Bruderschaft



1386 wurde das "Arlberg-Hospiz" und die dazugehörige Kapelle von Heinrich, dem Findelkind aus Kempten, erbaut. Anläßlich einer Audienz bei Herzog Leopold III von Österreich - als dieser über den Arlberg ritt - erhielt er 1385 das Stück Land auf der Passhöhe - wo auch heute das Hospiz steht - und errichtete 1386 darauf die erste Herberge. Von Papst Bonifaz IX bekam er alsdann das Recht, die Bruderschaft St. Christoph zu gründen. Bereits im ersten Winter konnten Heinrich und sein Helfer, Ulrich Nossek von St. Gallen, 7 Menschen vor dem sicheren Schneetod retten. Allabendlich, besonders bei Schlechtwetter, zogen sie aus, um Verirrte zu suchen. Diese wurden dann in das Hospiz gebracht und mit Erquickung gelabt, bis sie wieder bei Kräften waren. In den Sommermonaten zogen Heinrich und seine Helfer mit Bruderschafts-Botenbüchern durch ganz Europa, um Geld für das Hospiz und seinen Bestand zu sammeln.

Seit dieser Zeit hat die Bruderschaft durch 6 Jahrhunderte eine bewegte Geschichte erlebt. Der Name Heinrich Findelkind verliert sich seit dem Jahre 1430. Während des 30-jährigen Krieges 1618 bis 1648 gab es eine Hochblüte der Bruderschaft. Nach fast 400 Jahren (1386 bis 1783) wurde unter Kaiser Josef II, Sohn Maria Theresias, die Bruderschaft säkularisiert und das Hauptbotenbuch der Bruderschaft ins Staatsarchiv nach Wien verbracht. Durch den Bau des Arlberg Eisenbahntunnels (1884) war das Hospiz dem Verfall preisgegeben, denn nur noch die Ärmsten, die sich die Eisenbahn nicht leisten konnten, zogen über den Arlberg. Carl Ganahl, Landesstatthalter von Vorarlberg und Urgroßvater von Arnold Ganahl, dem späteren Besitzer des Hauses, erwirkte beim Vorarlberger und Tiroler Landtag, dass das Hospiz unter Denkmalschutz kam und ein Wächter eingesetzt wurde.

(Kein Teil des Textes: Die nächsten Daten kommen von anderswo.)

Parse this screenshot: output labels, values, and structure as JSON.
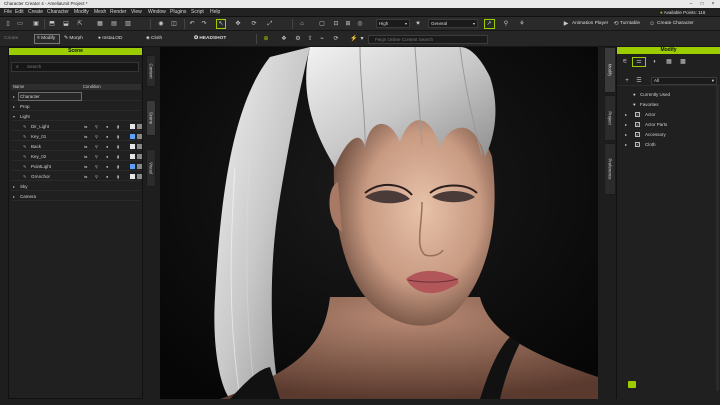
{
  "window": {
    "title": "Character Creator 4 - AmeliaUnit Project *",
    "controls": [
      "–",
      "□",
      "×"
    ]
  },
  "menu": [
    "File",
    "Edit",
    "Create",
    "Character",
    "Modify",
    "Mesh",
    "Render",
    "View",
    "Window",
    "Plugins",
    "Script",
    "Help"
  ],
  "toolbar": {
    "quality": "High",
    "shading": "General",
    "animation_player": "Animation Player",
    "turntable": "Turntable",
    "create_character": "Create Character",
    "available_points": "Available Points: 116"
  },
  "toolbar2": {
    "create": "Create",
    "modify": "Modify",
    "morph": "Morph",
    "install": "InstaLOD",
    "cloth": "Cloth",
    "headshot": "HEADSHOT",
    "smartsearch_placeholder": "Feign Online Content Search"
  },
  "scene": {
    "title": "Scene",
    "search_placeholder": "Search",
    "columns": [
      "Name",
      "Condition"
    ],
    "rows": [
      {
        "label": "Character",
        "level": 0,
        "selected": true
      },
      {
        "label": "Prop",
        "level": 0
      },
      {
        "label": "Light",
        "level": 0,
        "expanded": true
      },
      {
        "label": "Dir_Light",
        "level": 1,
        "light": true
      },
      {
        "label": "Key_01",
        "level": 1,
        "light": true
      },
      {
        "label": "Back",
        "level": 1,
        "light": true
      },
      {
        "label": "Key_02",
        "level": 1,
        "light": true
      },
      {
        "label": "PointLight",
        "level": 1,
        "light": true
      },
      {
        "label": "GIAnchor",
        "level": 1,
        "light": true
      },
      {
        "label": "Sky",
        "level": 0
      },
      {
        "label": "Camera",
        "level": 0
      }
    ]
  },
  "side_tabs": [
    "Content",
    "Scene",
    "Visual"
  ],
  "right_tabs": [
    "Modify",
    "Project",
    "Preference"
  ],
  "modify": {
    "title": "Modify",
    "filter": "All",
    "items": [
      {
        "label": "Currently Used",
        "kind": "dot"
      },
      {
        "label": "Favorites",
        "kind": "heart"
      },
      {
        "label": "Actor",
        "kind": "check"
      },
      {
        "label": "Actor Parts",
        "kind": "check"
      },
      {
        "label": "Accessory",
        "kind": "check"
      },
      {
        "label": "Cloth",
        "kind": "check"
      }
    ]
  },
  "colors": {
    "accent": "#9bcd00",
    "panel": "#202020",
    "viewport_bg": "#0d0d0d"
  }
}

Im Sommer 1955 kaufte Arnold Ganahl aus Feldkirch, der Großvater von Florian Werner, die alte Herberge und begann sie zu restaurieren. Leider brannten durch einen Elektrokurzschluss das Hospiz und die Kapelle in der Dreikönigsnacht, am 6. Jänner 1957, bis auf die Grundmauern nieder. Arnold Ganahl ließ jedoch das Hospiz mit dem traditionellen Steildach wieder aufbauen und zu Weihnachten 1959 wurde das Haus in neuem Glanz wiedereröffnet.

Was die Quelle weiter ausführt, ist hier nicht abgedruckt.